Quels atouts restera-t-il au Luxembourg si on arrive à l’harmonisation fiscale?

«On devrait relire les discours que j’ai prononcés au Parlement luxembourgeois sur la fiscalité européenne. J’ai toujours plaidé pour un principe simple: il ne faut pas que le Luxembourg devienne riche au détriment de ses voisins. L’accueil ne fut jamais enthousiaste à part chez les Verts. Les socialistes et les libéraux au gouvernement ont toujours protesté contre le fait que je voulais faire plus en matière d’harmonisation. Mais cela, je le garde pour la partie luxembourgeoise de mes mémoires...

Vous allez les écrire?

«Je dois attendre la surdité progressive des interlocuteurs qui furent les miens à l’époque... [rires]

Tous les partis au Luxembourg font campagne en disant qu’il faut une autre Europe...

«Oui, ils font cela depuis toujours... Lorsque vous faites campagne, il faut bien que vous disiez qu’il faut faire différemment. C’est normal. Mais dire que l’Europe intervient trop dans la vie quotidienne des gens ou qu’elle est en train de sur-réglementer ne tient pas compte du bilan qui est le nôtre. Nous avons proposé 75% de directives en moins que la commission précédente. Nous avons éliminé 134 pièces de législation et retapé 150 textes en vigueur pour les alléger. Toutes les forces politiques font campagne comme si rien ne s’était passé.

Qu’allez-vous faire après la Commission?

«Tout le monde me pose la question, mais je me drape dans un silence qui dure.

Votre parti, le CSV, n’a pas réussi à reprendre des couleurs depuis six ans...

«Jamais mon parti n’a perdu les élections. Le CSV reste le premier parti du pays. Les autres ont décidé de nous éliminer du jeu en ne respectant pas les règles élémentaires de la démocratie, mais je reconnais qu’une majorité est une majorité et que si celle-ci se fait même contre le premier parti du pays, il faut l’accepter. Ils ont décidé de gouverner sans nous.
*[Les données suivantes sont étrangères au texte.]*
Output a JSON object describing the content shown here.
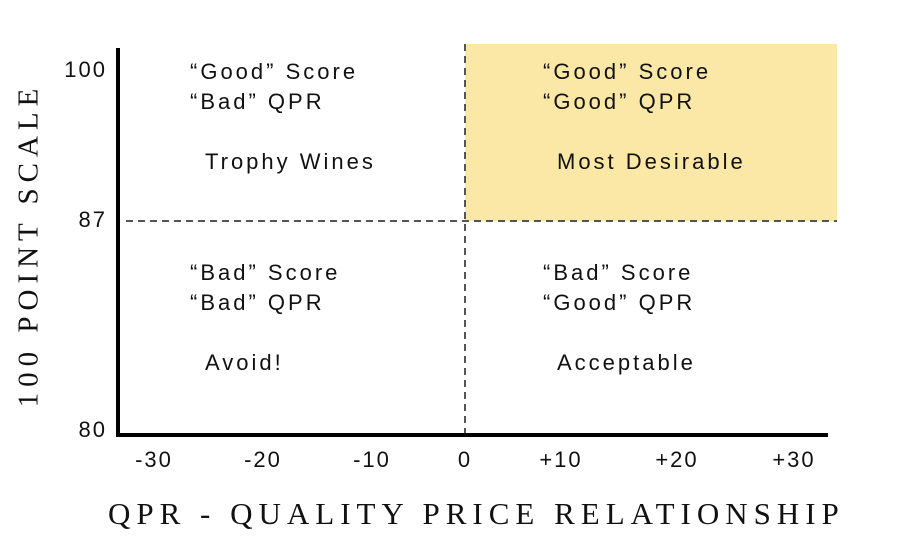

Grand bien leur fasse, mais je voudrais surtout que grand bien cela fasse au pays. Je ne dis pas que le Luxembourg est mal gouverné. Je ne dirai jamais ça. Mais je constate par exemple que lorsque j’étais Premier ministre, le Luxembourg avait le taux de chômage le plus bas d’Europe. Or aujourd’hui, il y a plusieurs pays qui ont un niveau de chômage moins élevé...
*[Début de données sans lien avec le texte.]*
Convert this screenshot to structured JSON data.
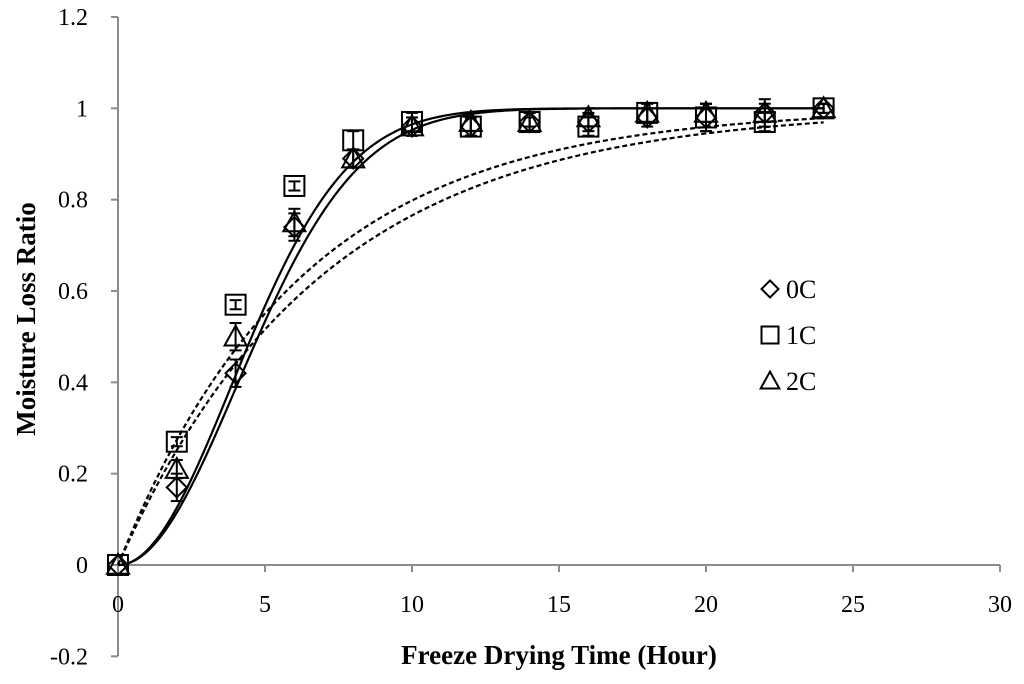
{
  "chart_data": {
    "type": "scatter",
    "title": "",
    "xlabel": "Freeze Drying Time (Hour)",
    "ylabel": "Moisture Loss Ratio",
    "xlim": [
      0,
      30
    ],
    "ylim": [
      -0.2,
      1.2
    ],
    "xticks": [
      0,
      5,
      10,
      15,
      20,
      25,
      30
    ],
    "yticks": [
      -0.2,
      0,
      0.2,
      0.4,
      0.6,
      0.8,
      1,
      1.2
    ],
    "xtick_labels": [
      "0",
      "5",
      "10",
      "15",
      "20",
      "25",
      "30"
    ],
    "ytick_labels": [
      "-0.2",
      "0",
      "0.2",
      "0.4",
      "0.6",
      "0.8",
      "1",
      "1.2"
    ],
    "grid": false,
    "legend_position": "right-center",
    "series": [
      {
        "name": "0C",
        "marker": "diamond",
        "x": [
          0,
          2,
          4,
          6,
          8,
          10,
          12,
          14,
          16,
          18,
          20,
          22,
          24
        ],
        "y": [
          0,
          0.17,
          0.42,
          0.74,
          0.89,
          0.96,
          0.96,
          0.97,
          0.97,
          0.98,
          0.98,
          0.99,
          1.0
        ],
        "err": [
          0,
          0.03,
          0.03,
          0.03,
          0.02,
          0.02,
          0.02,
          0.02,
          0.02,
          0.02,
          0.03,
          0.03,
          0.01
        ]
      },
      {
        "name": "1C",
        "marker": "square",
        "x": [
          0,
          2,
          4,
          6,
          8,
          10,
          12,
          14,
          16,
          18,
          20,
          22,
          24
        ],
        "y": [
          0,
          0.27,
          0.57,
          0.83,
          0.93,
          0.97,
          0.96,
          0.97,
          0.96,
          0.99,
          0.98,
          0.97,
          1.0
        ],
        "err": [
          0,
          0.01,
          0.01,
          0.01,
          0.02,
          0.02,
          0.02,
          0.01,
          0.02,
          0.02,
          0.03,
          0.02,
          0.01
        ]
      },
      {
        "name": "2C",
        "marker": "triangle",
        "x": [
          0,
          2,
          4,
          6,
          8,
          10,
          12,
          14,
          16,
          18,
          20,
          22,
          24
        ],
        "y": [
          0,
          0.21,
          0.5,
          0.75,
          0.89,
          0.96,
          0.97,
          0.97,
          0.98,
          0.99,
          0.99,
          0.99,
          1.0
        ],
        "err": [
          0,
          0.02,
          0.03,
          0.03,
          0.02,
          0.02,
          0.02,
          0.02,
          0.02,
          0.02,
          0.02,
          0.02,
          0.01
        ]
      }
    ],
    "fit_curves": [
      {
        "name": "solid-fit-a",
        "style": "solid",
        "model": "sigmoid",
        "k": 0.0335,
        "n": 2.0,
        "xmax": 24
      },
      {
        "name": "solid-fit-b",
        "style": "solid",
        "model": "sigmoid",
        "k": 0.0305,
        "n": 2.0,
        "xmax": 24
      },
      {
        "name": "dashed-fit-a",
        "style": "dashed",
        "model": "exponential",
        "k": 0.16,
        "n": 1.0,
        "xmax": 24
      },
      {
        "name": "dashed-fit-b",
        "style": "dashed",
        "model": "exponential",
        "k": 0.145,
        "n": 1.0,
        "xmax": 24
      }
    ]
  }
}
Quand vous étiez au Luxembourg, vous disiez que votre parti était celui des petites gens. C’est la recommandation que vous feriez à la fois aux dirigeants du CSV et à votre successeur à Bruxelles, de ne pas oublier les petites gens?

«Avoir à l’esprit les difficultés quotidiennes de ceux qui n’ont pas la chance de participer au bien-être est une ardente obligation. C’est vrai au Luxembourg, comme en Europe. Les citoyens ordinaires ne sont pas moins intelligents, ni moins dignes que les élites, auxquelles je ne crois pas parce qu’elles se sont souvent trompées.»